Courtney Symons, an English major from Westfield, Ind. who graduated from Wittenberg in May 2008, believes that learning to make a life is as important as learning to make a living. At the close of her collegiate career, she knows that she is well-prepared for both.
"I learned to be myself at Wittenberg, and that it's okay to be myself," Symons said. "I learned how to be vocal and strong in my beliefs, and I learned how to be a leader."
She noted that one of the best things about being an English major was learning that everything is open to interpretation.
"There's no wrong answer," Symons said. "You get to analyze and look at things in ways no one else has before – and you're encouraged to share your thoughts."
Symons stayed very focused on her studies while at Wittenberg, and she said it definitely paid off.

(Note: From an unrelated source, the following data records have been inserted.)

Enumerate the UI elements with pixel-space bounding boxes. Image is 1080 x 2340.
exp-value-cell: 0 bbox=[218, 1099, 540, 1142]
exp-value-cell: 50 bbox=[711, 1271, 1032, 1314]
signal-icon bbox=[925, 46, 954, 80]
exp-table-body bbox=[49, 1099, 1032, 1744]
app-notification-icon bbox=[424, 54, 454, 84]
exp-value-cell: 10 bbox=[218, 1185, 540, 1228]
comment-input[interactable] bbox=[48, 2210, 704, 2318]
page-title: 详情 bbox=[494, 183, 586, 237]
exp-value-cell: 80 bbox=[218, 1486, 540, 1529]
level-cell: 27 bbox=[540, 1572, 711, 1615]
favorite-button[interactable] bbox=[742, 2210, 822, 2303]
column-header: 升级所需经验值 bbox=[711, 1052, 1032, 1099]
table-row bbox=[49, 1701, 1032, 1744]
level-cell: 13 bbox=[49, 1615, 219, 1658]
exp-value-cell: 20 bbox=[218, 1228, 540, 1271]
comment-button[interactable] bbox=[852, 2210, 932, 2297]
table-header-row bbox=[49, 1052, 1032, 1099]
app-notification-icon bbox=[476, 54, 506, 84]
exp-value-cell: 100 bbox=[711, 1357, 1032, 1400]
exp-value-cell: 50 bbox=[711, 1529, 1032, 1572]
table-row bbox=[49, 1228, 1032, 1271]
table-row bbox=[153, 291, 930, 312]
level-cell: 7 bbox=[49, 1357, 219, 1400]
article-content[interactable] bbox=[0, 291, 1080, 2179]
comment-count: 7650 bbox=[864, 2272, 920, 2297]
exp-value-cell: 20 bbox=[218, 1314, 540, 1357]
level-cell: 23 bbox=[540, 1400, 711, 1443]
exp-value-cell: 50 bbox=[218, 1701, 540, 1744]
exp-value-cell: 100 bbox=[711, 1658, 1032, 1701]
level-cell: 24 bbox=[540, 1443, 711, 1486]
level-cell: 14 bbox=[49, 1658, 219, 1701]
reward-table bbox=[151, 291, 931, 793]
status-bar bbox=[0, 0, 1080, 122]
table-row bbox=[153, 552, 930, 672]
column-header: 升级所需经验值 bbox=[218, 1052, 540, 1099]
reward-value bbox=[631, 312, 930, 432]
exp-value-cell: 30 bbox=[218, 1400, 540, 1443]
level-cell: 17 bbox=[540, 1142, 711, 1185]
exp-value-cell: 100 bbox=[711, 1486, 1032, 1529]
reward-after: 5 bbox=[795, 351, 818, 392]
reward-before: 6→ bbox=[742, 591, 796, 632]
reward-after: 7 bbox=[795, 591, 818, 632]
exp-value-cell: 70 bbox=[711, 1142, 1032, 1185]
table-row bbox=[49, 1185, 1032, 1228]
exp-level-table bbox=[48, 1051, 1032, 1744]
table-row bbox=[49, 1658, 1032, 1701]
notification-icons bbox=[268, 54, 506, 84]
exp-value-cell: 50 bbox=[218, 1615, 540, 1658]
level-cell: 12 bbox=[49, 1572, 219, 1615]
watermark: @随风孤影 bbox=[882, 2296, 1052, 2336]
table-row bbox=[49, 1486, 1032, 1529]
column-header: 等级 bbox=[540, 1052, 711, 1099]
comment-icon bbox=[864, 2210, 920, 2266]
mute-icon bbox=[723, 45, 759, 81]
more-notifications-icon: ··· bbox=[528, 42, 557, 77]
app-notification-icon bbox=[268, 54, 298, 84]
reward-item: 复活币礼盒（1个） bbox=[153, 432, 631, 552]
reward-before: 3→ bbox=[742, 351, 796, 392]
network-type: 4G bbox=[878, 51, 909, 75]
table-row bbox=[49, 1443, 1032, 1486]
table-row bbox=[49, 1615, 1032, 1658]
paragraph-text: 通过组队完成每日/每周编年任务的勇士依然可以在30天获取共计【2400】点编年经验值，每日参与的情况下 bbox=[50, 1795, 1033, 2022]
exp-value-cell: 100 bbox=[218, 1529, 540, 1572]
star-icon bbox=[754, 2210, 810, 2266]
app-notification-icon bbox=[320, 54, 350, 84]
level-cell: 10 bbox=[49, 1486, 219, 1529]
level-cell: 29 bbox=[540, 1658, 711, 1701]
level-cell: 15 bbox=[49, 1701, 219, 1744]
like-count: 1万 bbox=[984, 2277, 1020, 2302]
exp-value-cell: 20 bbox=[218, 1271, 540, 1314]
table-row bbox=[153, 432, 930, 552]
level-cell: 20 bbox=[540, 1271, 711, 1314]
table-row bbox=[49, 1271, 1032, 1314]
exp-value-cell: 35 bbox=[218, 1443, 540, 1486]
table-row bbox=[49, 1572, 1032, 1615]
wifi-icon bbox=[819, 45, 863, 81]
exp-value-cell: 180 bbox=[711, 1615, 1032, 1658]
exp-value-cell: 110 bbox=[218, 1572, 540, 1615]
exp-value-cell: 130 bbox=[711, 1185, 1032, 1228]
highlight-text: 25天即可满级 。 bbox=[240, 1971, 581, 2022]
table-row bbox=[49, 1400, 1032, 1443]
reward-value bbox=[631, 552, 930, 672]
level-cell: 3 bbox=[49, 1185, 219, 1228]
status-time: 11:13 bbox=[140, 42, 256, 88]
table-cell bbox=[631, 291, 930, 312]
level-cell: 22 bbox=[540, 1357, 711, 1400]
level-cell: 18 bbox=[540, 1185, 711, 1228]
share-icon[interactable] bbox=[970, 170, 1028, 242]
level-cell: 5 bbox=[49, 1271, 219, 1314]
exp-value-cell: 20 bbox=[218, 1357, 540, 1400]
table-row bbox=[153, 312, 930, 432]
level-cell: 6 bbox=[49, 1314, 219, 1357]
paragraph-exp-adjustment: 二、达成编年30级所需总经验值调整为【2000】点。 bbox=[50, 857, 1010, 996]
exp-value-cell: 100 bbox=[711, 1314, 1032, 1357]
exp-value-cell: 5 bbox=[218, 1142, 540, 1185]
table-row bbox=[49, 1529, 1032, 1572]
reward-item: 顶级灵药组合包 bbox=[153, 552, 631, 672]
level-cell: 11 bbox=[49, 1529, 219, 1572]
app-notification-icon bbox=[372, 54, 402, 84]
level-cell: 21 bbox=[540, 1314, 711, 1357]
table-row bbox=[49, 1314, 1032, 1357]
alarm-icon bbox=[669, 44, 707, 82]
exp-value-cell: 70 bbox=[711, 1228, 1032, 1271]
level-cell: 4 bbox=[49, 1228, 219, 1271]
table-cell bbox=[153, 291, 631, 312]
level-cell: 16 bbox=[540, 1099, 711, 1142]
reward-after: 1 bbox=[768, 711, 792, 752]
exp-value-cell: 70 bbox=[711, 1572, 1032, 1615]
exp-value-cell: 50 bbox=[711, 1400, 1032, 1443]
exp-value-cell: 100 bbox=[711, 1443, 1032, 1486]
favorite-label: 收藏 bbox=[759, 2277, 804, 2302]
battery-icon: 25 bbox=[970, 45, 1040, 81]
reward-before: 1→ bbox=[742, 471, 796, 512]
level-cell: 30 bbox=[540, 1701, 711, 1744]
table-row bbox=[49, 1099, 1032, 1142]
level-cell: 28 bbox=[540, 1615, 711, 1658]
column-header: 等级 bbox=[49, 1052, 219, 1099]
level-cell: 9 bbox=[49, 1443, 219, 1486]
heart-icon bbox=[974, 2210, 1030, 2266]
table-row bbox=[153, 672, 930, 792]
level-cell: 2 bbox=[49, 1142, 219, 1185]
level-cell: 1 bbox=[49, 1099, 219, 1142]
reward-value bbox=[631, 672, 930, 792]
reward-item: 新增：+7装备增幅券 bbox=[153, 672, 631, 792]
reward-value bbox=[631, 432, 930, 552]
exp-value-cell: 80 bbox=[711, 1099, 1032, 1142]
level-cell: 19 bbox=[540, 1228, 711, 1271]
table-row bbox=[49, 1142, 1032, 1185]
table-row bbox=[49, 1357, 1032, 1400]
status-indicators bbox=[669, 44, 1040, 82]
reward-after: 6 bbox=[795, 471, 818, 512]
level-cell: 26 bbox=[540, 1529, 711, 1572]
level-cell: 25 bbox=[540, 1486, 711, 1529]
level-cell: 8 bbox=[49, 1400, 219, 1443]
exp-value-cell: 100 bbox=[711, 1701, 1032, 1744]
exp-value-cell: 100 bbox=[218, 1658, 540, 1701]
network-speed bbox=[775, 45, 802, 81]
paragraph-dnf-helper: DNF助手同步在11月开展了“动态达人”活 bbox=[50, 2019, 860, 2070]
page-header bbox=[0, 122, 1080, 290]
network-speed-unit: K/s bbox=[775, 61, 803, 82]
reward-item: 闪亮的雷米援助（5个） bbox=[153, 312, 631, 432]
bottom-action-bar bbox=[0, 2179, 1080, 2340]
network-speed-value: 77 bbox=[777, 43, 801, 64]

Outside the classroom, she worked at Infusion Campus as a volunteer for one and a half years, after which she was hired to provide homework guidance and tutoring assistance to students in Grades 1-4 in reading, writing and math.
"The Infusion Campus also has a fantastic program of the arts, including drama, vocal and visual art," Symons said.
She also worked as a resident adviser in Myers Hall during her sophomore year.
"It was very stressful and time consuming, but I wouldn't trade the experience for anything," Symons said. "The staff was amazing, and I learned to do so many things."
A member of Gamma Phi Beta sorority, Symons was active in the sorority's annual philanthropic projects, including the annual Spaghetti Dinner, Moon Ball and a Teeter-Totter-a-Thon, which raised money for the Camp Fire Organization's Camp Joy.
The most memorable moment and biggest accomplishment for Symons was being one of the finalists for Alma Mater at the 2007 Honors Convocation. The honor is bestowed upon a junior woman on the basis of character and integrity, service to the community, concern for others and high standards of scholarship. Students, faculty and staff members nominate and vote for the candidates each year.
In planning her future, Symons said that since she was in sixth grade her professional aspirations have always come back to teaching. The atmosphere at Wittenberg was a perfect fit.
"It was hard being away from family and friends, but to me, Wittenberg means its people – the professors, the students and the family that I have developed while here," she said.
Symons plans to move back to her home state of Indiana and teach high school English.
"I want to change someone's life and have a positive effect and teach my students to be whole people," she said. "One day in the class room, some of my students took over the class, and they made themselves calm down. It was the moment I realized I can do this – I can be a teacher."